Show there exists $g:(0,1)\to\mathbb{R}^2$ such that $h\circ g$ constant, $g$ continuously differentiable and $g$ injective

Question

Let $h\in C^1(\mathbb{R}^2,\mathbb{R})$. Show: There exists $g:(0,1)\to\mathbb{R}^2$ such that $h\circ g$ constant, $g$ continuously differentiable and $g$ injective.

Dini's theorem:

Let $\Omega \subseteq \mathbb{R}^2$ open, $f \in C^1(\Omega, \mathbb{R})$ and $p \in \Omega$ with $f(p) = 0$.

If $\frac{\partial f}{\partial y}(p) \neq 0$, then there exist open intervals $V_1, V_2$ with $p \in V_1 \times V_2 \in \Omega$ and $g \in C^1(V, \mathbb{R})$ with $$\{(x,y) \in V_1 \times V_2 \mid f(x,y) = 0 \} = \{(x,g(x) \mid x \in V_1\}$$ and $g$ furthermore satisfies $$g' = -\left(\frac{\partial f}{\partial y}(x, g(x))\right)^{-1}\frac{\partial f}{\partial x}(x, g(x)).$$

Proof of existance of $g$:

Let without loss of generality $\frac{\partial f}{\partial y}(p) \gt 0$.

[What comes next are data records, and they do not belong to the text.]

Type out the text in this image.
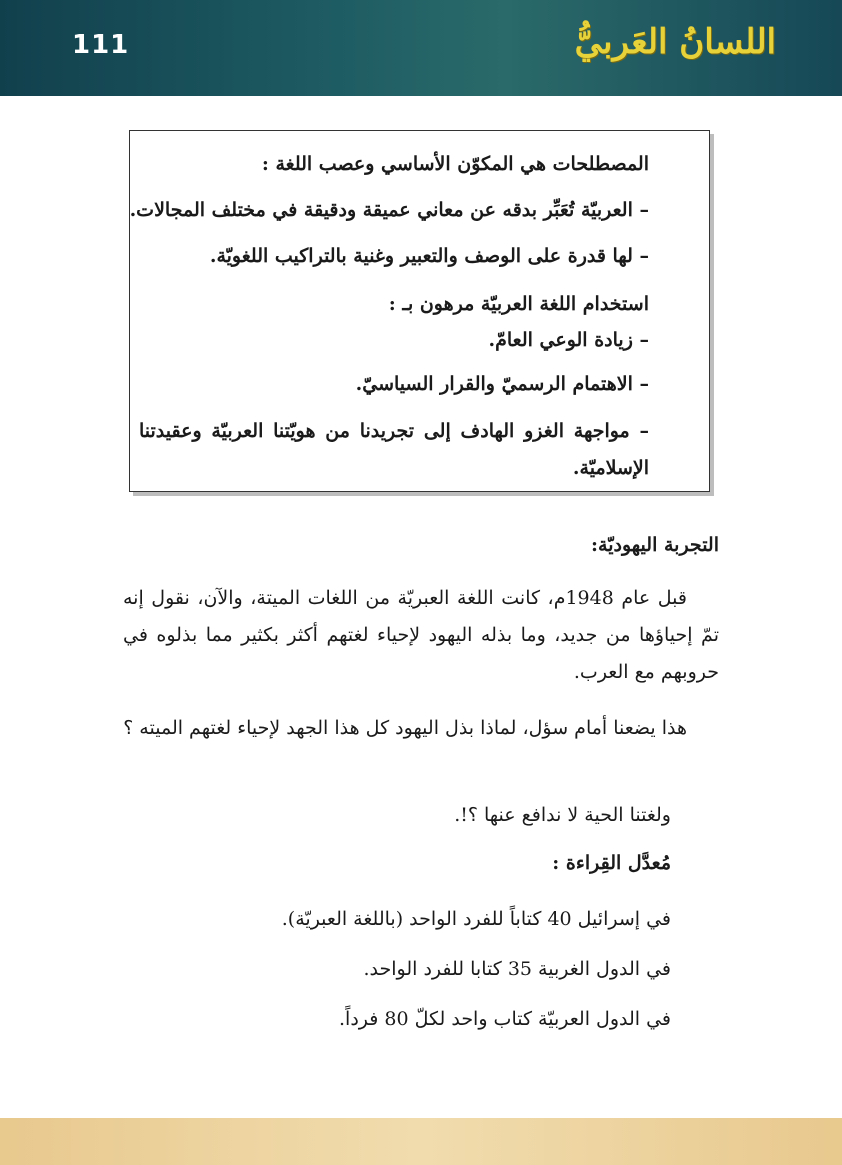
111	اللسانُ العَربيُّ
المصطلحات هي المكوّن الأساسي وعصب اللغة :
– العربيّة تُعَبِّر بدقه عن معاني عميقة ودقيقة في مختلف المجالات.
– لها قدرة على الوصف والتعبير وغنية بالتراكيب اللغويّة.
استخدام اللغة العربيّة مرهون بـ :
– زيادة الوعي العامّ.
– الاهتمام الرسميّ والقرار السياسيّ.
– مواجهة الغزو الهادف إلى تجريدنا من هويّتنا العربيّة وعقيدتنا الإسلاميّة.
التجربة اليهوديّة:
قبل عام 1948م، كانت اللغة العبريّة من اللغات الميتة، والآن، نقول إنه تمّ إحياؤها من جديد، وما بذله اليهود لإحياء لغتهم أكثر بكثير مما بذلوه في حروبهم مع العرب.
هذا يضعنا أمام سؤل، لماذا بذل اليهود كل هذا الجهد لإحياء لغتهم الميته ؟
ولغتنا الحية لا ندافع عنها ؟!.
مُعدَّل القِراءة :
في إسرائيل 40 كتاباً للفرد الواحد (باللغة العبريّة).
في الدول الغربية 35 كتابا للفرد الواحد.
في الدول العربيّة كتاب واحد لكلّ 80 فرداً.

Then there exists $\epsilon \gt 0$ with $\overline{B_\epsilon(p)} \subseteq \Omega$ and $\frac{\partial f}{\partial y} \gt 0$ on $\overline{B_\epsilon(p)}$.

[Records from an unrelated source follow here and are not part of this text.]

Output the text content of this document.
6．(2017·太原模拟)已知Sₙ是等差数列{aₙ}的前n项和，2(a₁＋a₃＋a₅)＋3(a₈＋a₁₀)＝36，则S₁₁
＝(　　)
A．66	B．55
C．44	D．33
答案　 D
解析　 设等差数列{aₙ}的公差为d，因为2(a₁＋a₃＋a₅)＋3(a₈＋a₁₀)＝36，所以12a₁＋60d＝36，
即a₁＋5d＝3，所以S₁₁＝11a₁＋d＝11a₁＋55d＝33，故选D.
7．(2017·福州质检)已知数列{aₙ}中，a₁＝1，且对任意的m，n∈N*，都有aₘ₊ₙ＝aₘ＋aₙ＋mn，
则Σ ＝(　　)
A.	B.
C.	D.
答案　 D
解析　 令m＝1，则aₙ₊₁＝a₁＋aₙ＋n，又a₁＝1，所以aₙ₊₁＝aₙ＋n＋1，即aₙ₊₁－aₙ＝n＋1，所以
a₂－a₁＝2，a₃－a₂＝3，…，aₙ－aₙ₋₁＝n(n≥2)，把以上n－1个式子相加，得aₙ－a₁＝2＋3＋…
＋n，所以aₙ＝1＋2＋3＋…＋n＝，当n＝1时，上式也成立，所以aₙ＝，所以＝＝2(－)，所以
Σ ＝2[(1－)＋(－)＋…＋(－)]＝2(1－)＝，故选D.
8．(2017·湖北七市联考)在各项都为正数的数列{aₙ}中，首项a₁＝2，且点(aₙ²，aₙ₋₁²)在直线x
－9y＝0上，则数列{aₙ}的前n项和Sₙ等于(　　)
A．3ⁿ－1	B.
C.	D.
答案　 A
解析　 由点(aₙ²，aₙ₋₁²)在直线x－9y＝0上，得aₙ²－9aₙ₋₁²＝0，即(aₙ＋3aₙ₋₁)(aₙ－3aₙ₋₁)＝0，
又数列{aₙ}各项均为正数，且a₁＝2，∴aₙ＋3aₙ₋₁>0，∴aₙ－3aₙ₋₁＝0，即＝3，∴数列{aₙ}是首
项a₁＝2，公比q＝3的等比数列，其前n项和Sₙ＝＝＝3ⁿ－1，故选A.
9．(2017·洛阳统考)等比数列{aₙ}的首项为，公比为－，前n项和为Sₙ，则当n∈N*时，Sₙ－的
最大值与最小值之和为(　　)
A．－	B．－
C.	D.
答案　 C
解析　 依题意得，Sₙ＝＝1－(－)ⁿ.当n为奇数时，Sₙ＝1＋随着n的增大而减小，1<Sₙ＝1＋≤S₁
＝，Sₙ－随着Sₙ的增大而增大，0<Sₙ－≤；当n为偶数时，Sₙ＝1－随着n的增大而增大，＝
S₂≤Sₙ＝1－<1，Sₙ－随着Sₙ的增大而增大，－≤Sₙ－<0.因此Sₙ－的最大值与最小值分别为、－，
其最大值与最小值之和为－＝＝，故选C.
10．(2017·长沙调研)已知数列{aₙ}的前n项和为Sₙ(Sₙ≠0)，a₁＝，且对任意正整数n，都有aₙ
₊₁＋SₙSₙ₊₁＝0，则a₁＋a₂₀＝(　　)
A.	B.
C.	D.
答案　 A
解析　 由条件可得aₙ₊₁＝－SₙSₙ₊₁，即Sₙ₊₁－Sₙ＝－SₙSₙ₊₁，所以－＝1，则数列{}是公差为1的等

Let $y^- = p - \frac{\epsilon}{2}$ and $y^+ = p + \frac{\epsilon}{2}$. Then there exists $\delta \in (0, \epsilon)$ with $f(x, y^-) \lt 0 \lt f(x, y^+)$ for $x \in (p - \frac{\delta}{2}, p + \frac{\delta}{2}) =: V_1$ and $(y^-, y^+) =: V_2$.

For $x \in V_1$ there exists exactly one $y \in V_2$ with $f(x,y) = 0$ (mean value theorem). Set $y(x) := g$ and the claim follows.

Answer 1

First of all, if $h$ is constant, you can take $g$ to be any smooth injective curve in $R^2$, e.g., $g(x)=(x,0)$. Therefore, in what follows I assume that $h$ is nonconstant.

The way to solve the problem is to use the implicit function theorem; however, one has to be careful with the regularity assumptions: For a $C^1$-smooth function $h: R^2\to R$ and a point $p\in R^2$ such that $\nabla h(p)\ne 0$, $q=h(p)$, the implicit function theorem states that (after swapping the $x$ and $y$ coordinates in $R^2$ if necessary) there exists a $C^1$-function $f: R\to R$ and a neighborhood $U$ of $p$, such that the set $V=U\cap h^{-1}(q)$ is the graph of the function $f$ (restricted to some open interval $I\subset R$). The graph of $f|I$ admits the $C^1$-parameterization $$ g(x)=(x, f(x)), x\in I. $$ Clearly, $g: I\to V$ is injective and $C^1$-smooth. It is also clear that $h\circ g$ is constant, equal $q\in R$. It remains, therefore, to find a point $p\in R^2$ such that $\nabla h(p)\ne 0$. By the mean value theorem, if $\nabla h=0$ everywhere on $R^2$, then $h$ is constant (the mean value theorem requires only $h$ to be differentiable). Thus, the point $p$ with $\nabla h(p)\ne 0$ exists unless $h$ is constant, which is already ruled out.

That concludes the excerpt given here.